Enhanced power conversion efficiency of the polycrystalline solar cells using spinel MnFe2O4 nanoparticles as an ARC material

Abstract

The Spinel magnetic nanoparticles (MnFe2O4) were prepared by using the precursors Manganese Chloride (Mncl2) and Ferric Chloride (FeCl2) using co-precipitation method. The synthesized nanoparticles can be used as a suitable Antireflective coating (ARC) for increasing the power conversion efficiency (PCE) of silicon solar cells. The prepared nanoparticles are deposited on the silicon solar cells using spin coating method. Single to quadruple layers of MnFe2O4 were coated. The prepared nanoparticles were confirmed by using characterization such as X-ray Diffraction (XRD), Fourier-Transform Infrared Spectroscopy (FTIR), Atomic Force Microscopy (AFM), Field Emission Scanning Electron Microscope (FESEM) and Energy Dispersive Spectroscopy (EDX). The XRD analysis reveals the formation of the spinel nanostructure for the synthesized MnFe2O4 nanoparticles.

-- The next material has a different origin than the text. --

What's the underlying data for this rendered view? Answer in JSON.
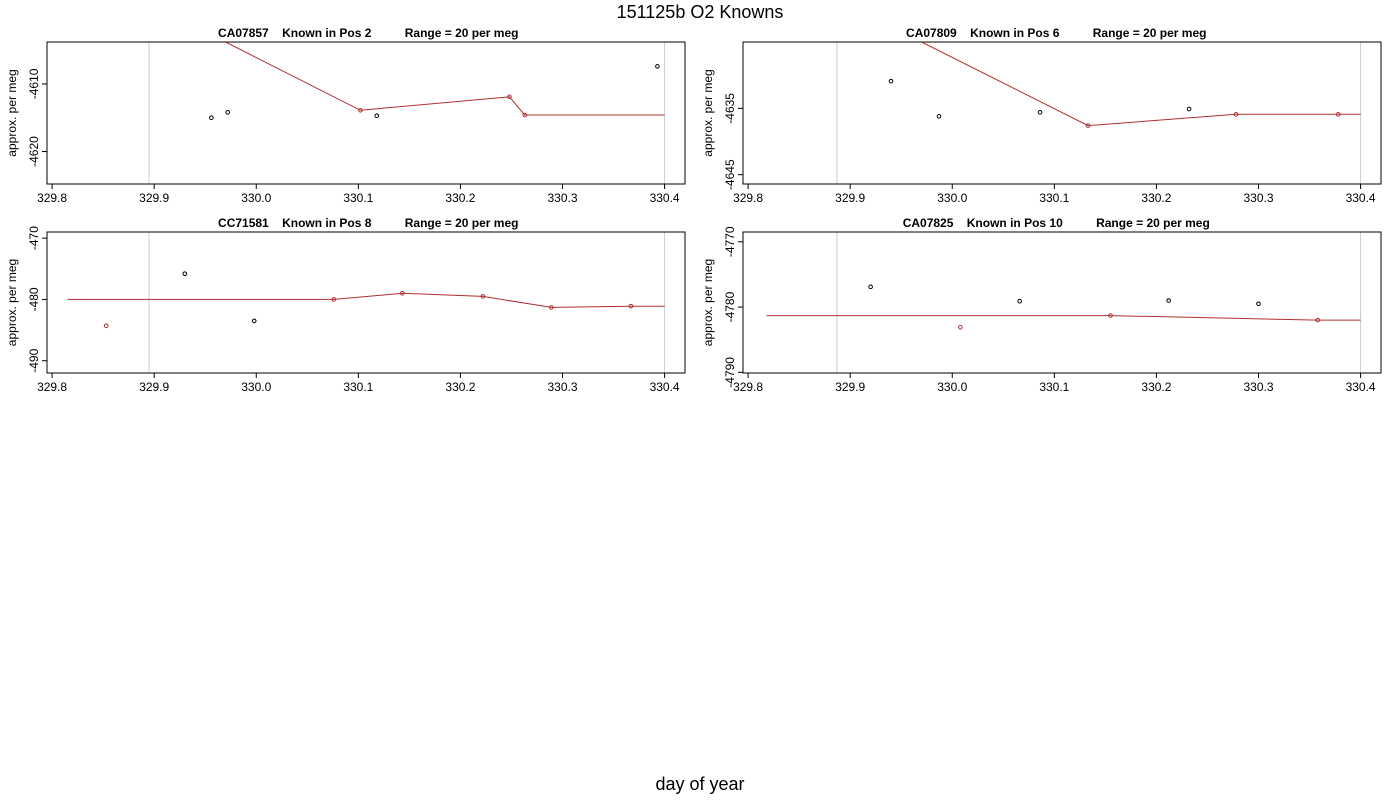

EDX analysis was used to check the elemental composition of the Mn, Fe and O in the samples. The crystal structure, particle size and lattice parameters were obtained by the XRD technique. The optical and electrical characterizations were done comprehensively to find out the performance of coated and uncoated solar cells. The surface morphology and the coating thickness were measured using the AFM technique.